Re: let's move bridgeMamaSubscriptionMute call up in hierarchy out of throttle locked context
Igor Kovalenko
Classification: Public
Hi Frank,
I confirm that with your change I can reproduce the deadlock I described earlier:
(gdb) info threads Id Target Id Frame 6 Thread 0x7f51b9fcd700 (LWP 26406) "mamalistencpp_c" 0x00007f51bb6a9993 in select () from /lib64/libc.so.6 5 Thread 0x7f51b903b700 (LWP 26407) "mamalistencpp_c" 0x00007f51bb6a9993 in select () from /lib64/libc.so.6 4 Thread 0x7f51b3433700 (LWP 26408) "mamalistencpp_c" 0x00007f51bb6a9993 in select () from /lib64/libc.so.6 3 Thread 0x7f51b2c32700 (LWP 26414) "mamalistencpp_c" 0x00007f51bb99054d in __lll_lock_wait () from /lib64/libpthread.so.0 2 Thread 0x7f51b2431700 (LWP 26415) "mamalistencpp_c" 0x00007f51bb67984d in nanosleep () from /lib64/libc.so.6 * 1 Thread 0x7f51bd02d7c0 (LWP 26405) "mamalistencpp_c" 0x00007f51bb99054d in __lll_lock_wait () from /lib64/libpthread.so.0
(gdb) thread 1 [Switching to thread 1 (Thread 0x7f51bd02d7c0 (LWP 26405))] #0 0x00007f51bb99054d in __lll_lock_wait () from /lib64/libpthread.so.0 (gdb) frame 3 #3 0x00007f51bc0912e4 in wlock_lock (lock=0x7f519dda0490) at /xxx/openmama/src/common/c_cpp/src/c/wlock.c:64 64 wthread_mutex_lock( &impl->mMutex ); (gdb) print impl->mMutex $4 = {__data = {__lock = 2, __count = 1, __owner = 26414, __nusers = 1, __kind = 1, __spins = 0, __elision = 0, __list = {__prev = 0x0, __next = 0x0}}, __size = "\002\000\000\000\001\000\000\000.g\000\000\001\000\000\000\001", '\000' <repeats 22 times>, __align = 4294967298}
(gdb) thread 3 [Switching to thread 3 (Thread 0x7f51b2c32700 (LWP 26414))] #0 0x00007f51bb99054d in __lll_lock_wait () from /lib64/libpthread.so.0 (gdb) frame 3 #3 0x00007f51bc0912e4 in wlock_lock (lock=0xa3f6a0) at /xxx/openmama/src/common/c_cpp/src/c/wlock.c:64 64 wthread_mutex_lock( &impl->mMutex ); (gdb) print impl->mMutex $3 = {__data = {__lock = 2, __count = 1, __owner = 26405, __nusers = 1, __kind = 1, __spins = 0, __elision = 0, __list = {__prev = 0x0, __next = 0x0}}, __size = "\002\000\000\000\001\000\000\000%g\000\000\001\000\000\000\001", '\000' <repeats 22 times>, __align = 4294967298}
From: Openmama-dev@... [mailto:Openmama-dev@...]

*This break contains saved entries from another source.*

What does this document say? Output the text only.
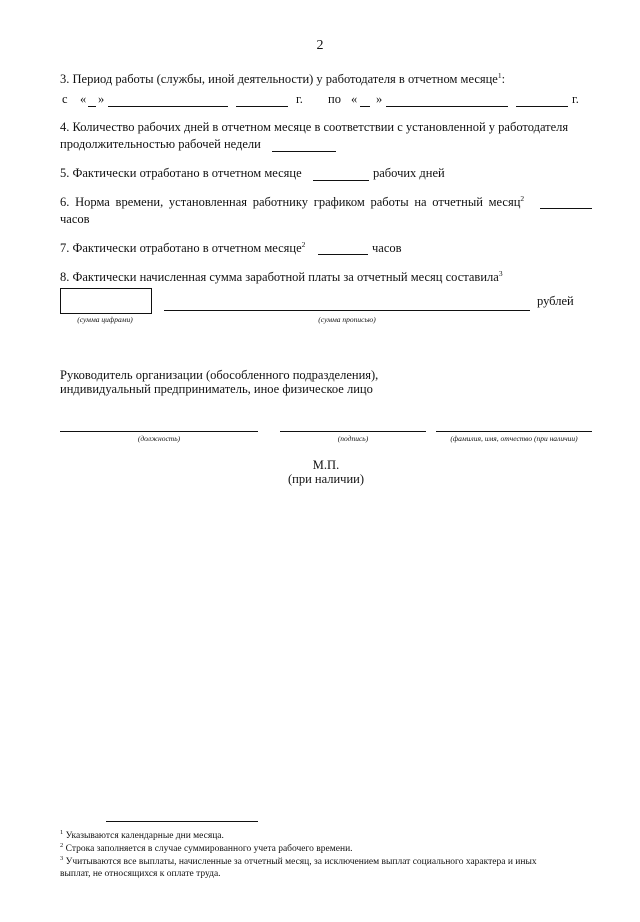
2
3. Период работы (службы, иной деятельности) у работодателя в отчетном месяце$^1$:
с « »	г. по « »	г.
4. Количество рабочих дней в отчетном месяце в соответствии с установленной у работодателя
продолжительностью рабочей недели
5. Фактически отработано в отчетном месяце	рабочих дней
6. Норма времени, установленная работнику графиком работы на отчетный месяц$^2$
часов
7. Фактически отработано в отчетном месяце$^2$	часов
8. Фактически начисленная сумма заработной платы за отчетный месяц составила$^3$
рублей
(сумма цифрами)	(сумма прописью)
Руководитель организации (обособленного подразделения),
индивидуальный предприниматель, иное физическое лицо
(должность)	(подпись)	(фамилия, имя, отчество (при наличии)
М.П.
(при наличии)
$^1$ Указываются календарные дни месяца.
$^2$ Строка заполняется в случае суммированного учета рабочего времени.
$^3$ Учитываются все выплаты, начисленные за отчетный месяц, за исключением выплат социального характера и иных
выплат, не относящихся к оплате труда.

On Behalf Of Igor Kovalenko
Sent: Wednesday, May 13, 2020 14:43 To: Frank Quinn <fquinn@...>; openmama-dev@... Subject: Re: [Openmama-dev] let's move bridgeMamaSubscriptionMute call up in hierarchy out of throttle locked context
Classification: Public
Hi Frank,
Thank you for looking into this issue. Testing this change will take some time, but I think this change would introduce a deadlock due to change in locking order:
wombatThrottle_sendQueuedMessage [A] acquires list_lock (self->mMsgQueue) and calls info->mActionCb() which is wrapped mamaSubscriptionImpl_completeMarketDataInitialisation() [B] which acquires impl->mCreateDestroyLock
.. while your implementation does locking in B-A order.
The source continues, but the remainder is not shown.